The move singles out Canada because all of the world’s oil sands reserves are in northern Alberta and Saskatchewan. Though none of the oil sands production is currently shipped to Europe, the Canadian energy industry is worried that Europe’s anti-oil-sands policy could spread to other regions, such as Asia, where Canada is aiming to build a market for oil sands crude.
“The concern for us is one of principle and precedent,” said Greg Stringham, vice-president of oil sands and markets at the Canadian Association of Petroleum Producers (CAPP), the industry association. “The importance of it in the EU for us is that it could set a precedent on which others then build their policies.”
The Canadian government vowed to fight the move, saying it could turn to the World Trade Organization if it believes the European Union discriminates against the country’s enormous reserves of unconventional oil.
“Should the European Union implement unjustified measures which discriminate against the oil sands we won’t hesitate to defend our interests,” said Natural Resources Minister Joe Oliver.
Canada’s energy industry is battling a growing image problem over the oil sands, which critics say is an undue source of carbon emissions.

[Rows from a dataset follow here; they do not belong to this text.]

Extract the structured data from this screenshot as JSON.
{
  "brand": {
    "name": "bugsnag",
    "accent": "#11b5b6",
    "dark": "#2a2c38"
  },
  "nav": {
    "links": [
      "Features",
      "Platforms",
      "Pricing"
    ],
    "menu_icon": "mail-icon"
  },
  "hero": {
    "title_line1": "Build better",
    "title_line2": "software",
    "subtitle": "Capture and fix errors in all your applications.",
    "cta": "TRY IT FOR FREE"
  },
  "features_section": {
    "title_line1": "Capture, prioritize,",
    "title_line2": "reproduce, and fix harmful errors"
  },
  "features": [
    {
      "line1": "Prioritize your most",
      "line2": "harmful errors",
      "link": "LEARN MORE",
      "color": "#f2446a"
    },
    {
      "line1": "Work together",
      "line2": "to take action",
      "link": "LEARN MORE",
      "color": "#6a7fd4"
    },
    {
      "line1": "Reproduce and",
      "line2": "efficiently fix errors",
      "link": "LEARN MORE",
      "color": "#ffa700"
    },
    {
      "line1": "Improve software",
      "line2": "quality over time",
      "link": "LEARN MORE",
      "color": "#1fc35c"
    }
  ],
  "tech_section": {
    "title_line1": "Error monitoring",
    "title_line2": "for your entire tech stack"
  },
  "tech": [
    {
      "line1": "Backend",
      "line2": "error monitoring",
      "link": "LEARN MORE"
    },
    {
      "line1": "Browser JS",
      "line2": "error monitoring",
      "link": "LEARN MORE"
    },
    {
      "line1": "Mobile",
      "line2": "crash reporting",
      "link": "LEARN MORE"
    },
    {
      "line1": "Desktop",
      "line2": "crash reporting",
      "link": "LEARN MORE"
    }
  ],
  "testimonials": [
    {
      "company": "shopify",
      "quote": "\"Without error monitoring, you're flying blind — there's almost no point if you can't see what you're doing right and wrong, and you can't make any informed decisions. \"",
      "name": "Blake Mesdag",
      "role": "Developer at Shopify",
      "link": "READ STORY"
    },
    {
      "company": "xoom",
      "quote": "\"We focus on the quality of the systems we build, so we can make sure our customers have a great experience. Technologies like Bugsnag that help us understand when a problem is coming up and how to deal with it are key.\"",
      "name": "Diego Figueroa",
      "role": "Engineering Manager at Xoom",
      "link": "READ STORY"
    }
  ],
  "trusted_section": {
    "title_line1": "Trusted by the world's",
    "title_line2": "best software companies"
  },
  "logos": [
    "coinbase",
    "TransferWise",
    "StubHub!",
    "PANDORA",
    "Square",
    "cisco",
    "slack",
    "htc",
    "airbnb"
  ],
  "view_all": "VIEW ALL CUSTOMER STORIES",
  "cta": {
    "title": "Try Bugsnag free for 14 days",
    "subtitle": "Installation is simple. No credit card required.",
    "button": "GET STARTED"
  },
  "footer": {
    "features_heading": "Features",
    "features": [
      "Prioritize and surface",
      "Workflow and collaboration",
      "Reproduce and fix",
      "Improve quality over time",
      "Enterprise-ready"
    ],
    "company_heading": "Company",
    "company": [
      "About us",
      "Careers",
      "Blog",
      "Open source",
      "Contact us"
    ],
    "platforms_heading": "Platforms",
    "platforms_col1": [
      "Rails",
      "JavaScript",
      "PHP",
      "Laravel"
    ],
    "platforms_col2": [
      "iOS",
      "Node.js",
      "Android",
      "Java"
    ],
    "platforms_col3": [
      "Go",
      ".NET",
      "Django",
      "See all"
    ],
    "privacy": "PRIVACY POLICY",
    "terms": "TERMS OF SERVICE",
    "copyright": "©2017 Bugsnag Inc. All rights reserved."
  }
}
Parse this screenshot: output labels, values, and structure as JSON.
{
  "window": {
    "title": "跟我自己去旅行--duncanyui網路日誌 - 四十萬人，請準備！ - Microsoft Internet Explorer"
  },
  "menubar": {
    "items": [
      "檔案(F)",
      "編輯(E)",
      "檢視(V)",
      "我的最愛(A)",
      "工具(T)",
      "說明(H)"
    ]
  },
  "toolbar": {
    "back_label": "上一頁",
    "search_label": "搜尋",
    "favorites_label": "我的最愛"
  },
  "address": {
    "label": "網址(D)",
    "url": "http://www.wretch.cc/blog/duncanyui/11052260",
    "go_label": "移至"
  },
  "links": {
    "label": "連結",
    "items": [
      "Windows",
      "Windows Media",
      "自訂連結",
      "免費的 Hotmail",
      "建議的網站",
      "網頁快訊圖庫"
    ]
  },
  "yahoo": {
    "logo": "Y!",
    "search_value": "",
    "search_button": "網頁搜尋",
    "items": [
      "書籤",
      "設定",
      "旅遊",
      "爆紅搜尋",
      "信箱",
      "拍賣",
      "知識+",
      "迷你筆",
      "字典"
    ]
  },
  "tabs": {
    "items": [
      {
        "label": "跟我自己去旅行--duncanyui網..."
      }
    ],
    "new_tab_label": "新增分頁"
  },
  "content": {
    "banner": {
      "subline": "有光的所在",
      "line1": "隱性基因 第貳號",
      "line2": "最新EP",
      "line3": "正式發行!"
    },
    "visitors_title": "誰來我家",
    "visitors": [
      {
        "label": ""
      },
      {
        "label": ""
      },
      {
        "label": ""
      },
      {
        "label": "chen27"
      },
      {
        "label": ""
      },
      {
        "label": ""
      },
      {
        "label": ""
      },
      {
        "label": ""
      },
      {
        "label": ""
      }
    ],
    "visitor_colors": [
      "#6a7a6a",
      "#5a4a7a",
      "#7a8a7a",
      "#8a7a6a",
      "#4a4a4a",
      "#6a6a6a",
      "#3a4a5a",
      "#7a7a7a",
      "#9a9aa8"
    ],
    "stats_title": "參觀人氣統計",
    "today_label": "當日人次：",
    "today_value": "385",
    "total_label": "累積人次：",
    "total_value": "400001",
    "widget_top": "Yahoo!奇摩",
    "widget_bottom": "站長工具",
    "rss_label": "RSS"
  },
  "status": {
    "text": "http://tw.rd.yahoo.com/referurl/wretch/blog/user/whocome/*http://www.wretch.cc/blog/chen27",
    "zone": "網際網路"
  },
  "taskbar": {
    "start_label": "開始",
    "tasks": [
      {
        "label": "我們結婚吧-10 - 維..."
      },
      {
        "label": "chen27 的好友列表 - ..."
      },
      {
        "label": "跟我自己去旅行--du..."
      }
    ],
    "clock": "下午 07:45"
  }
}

TransCanada Corp.’s plan to build the Keystone XL pipeline from Alberta to the southern U.S. has led to a wave of protests over environmental risks, and opposition by some lawmakers in the U.S. In Canada, critics continue to campaign against the Northern Gateway pipeline proposal, which would ship oil sands crude to the West Coast for shipment to Asia.
The EU Commission’s proposal divided its members, with trade and energy officials opposing a separate reference to oil sands, and climate change officials in favour. European companies must cut the carbon intensity of their transport fuels by 6 per cent by 2020. This means energy sporting the higher carbon dioxide values will be shunned.

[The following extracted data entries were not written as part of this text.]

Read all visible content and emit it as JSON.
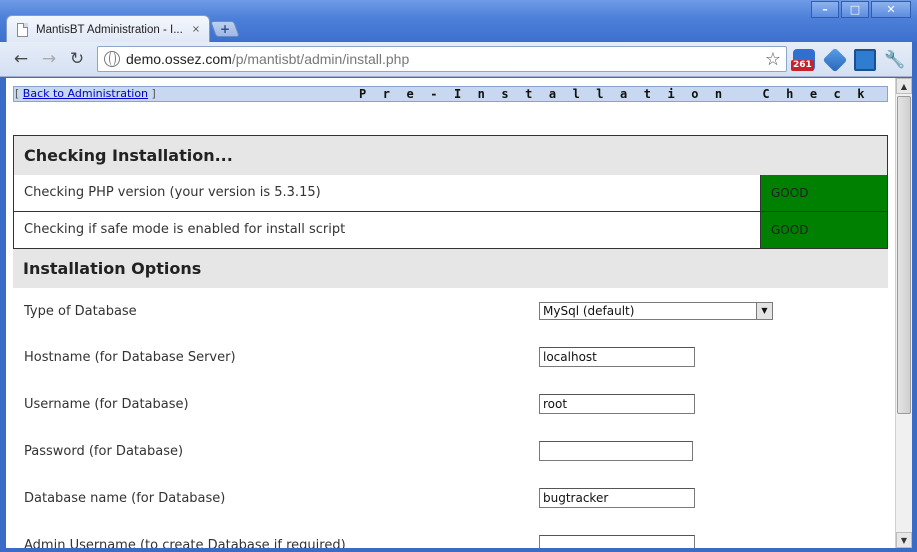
{
  "window": {
    "tab_title": "MantisBT Administration - I...",
    "tab_close": "×",
    "new_tab": "+",
    "minimize": "–",
    "maximize": "□",
    "close": "✕"
  },
  "toolbar": {
    "back": "←",
    "forward": "→",
    "reload": "↻",
    "url_host": "demo.ossez.com",
    "url_path": "/p/mantisbt/admin/install.php",
    "star": "☆",
    "mail_badge": "261",
    "wrench": "🔧"
  },
  "adminbar": {
    "open_bracket": "[ ",
    "back_link": "Back to Administration",
    "close_bracket": " ]",
    "title": "Pre-Installation Check"
  },
  "checking": {
    "heading": "Checking Installation...",
    "rows": [
      {
        "label": "Checking PHP version (your version is 5.3.15)",
        "status": "GOOD"
      },
      {
        "label": "Checking if safe mode is enabled for install script",
        "status": "GOOD"
      }
    ]
  },
  "options": {
    "heading": "Installation Options",
    "db_type_label": "Type of Database",
    "db_type_value": "MySql (default)",
    "hostname_label": "Hostname (for Database Server)",
    "hostname_value": "localhost",
    "username_label": "Username (for Database)",
    "username_value": "root",
    "password_label": "Password (for Database)",
    "password_value": "",
    "dbname_label": "Database name (for Database)",
    "dbname_value": "bugtracker",
    "admin_username_label": "Admin Username (to create Database if required)",
    "admin_username_value": ""
  },
  "colors": {
    "good_status": "#008000",
    "section_bg": "#e6e6e6",
    "adminbar_bg": "#c8d8f0",
    "link": "#0000cc"
  }
}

The commission’s proposal must be approved by the European Parliament and representatives of EU governments before becoming law.
Under the draft legislation, oil sands crude would have a value of 107 grams of carbon dioxide per megajoule of energy, compared to 87.5 grams for conventional oil. Canada’s energy industry is not opposed to laws designed to lower carbon emissions, said CAPP’s Mr. Stringham, but wants to make sure the EU is not picking on Canada or basing the proposed legislation on questionable science. Mr. Stringham noted that Europe’s rules do not distinguish between light and heavy oil, which may allow high-carbon oil from other countries into Europe while blocking oil sands oil.
“We remain concerned about the implementing measures of the directive because they could well be discriminatory and stigmatize the oil sands crude,” Mr. Oliver told reporters on a conference call from Washington.
“We think it’s unjustified and particularly when based on science, the oil crude from Russia and Nigeria has similar greenhouse gas emissions to that of the oil sands in Canada.”
He said the EU move blatantly plays favourites on oil imports.
“What possible justification could there be to discriminate other than the fact that Europe is importing oil from Nigeria and Russia and not from Canada, so they can take a shot at us?”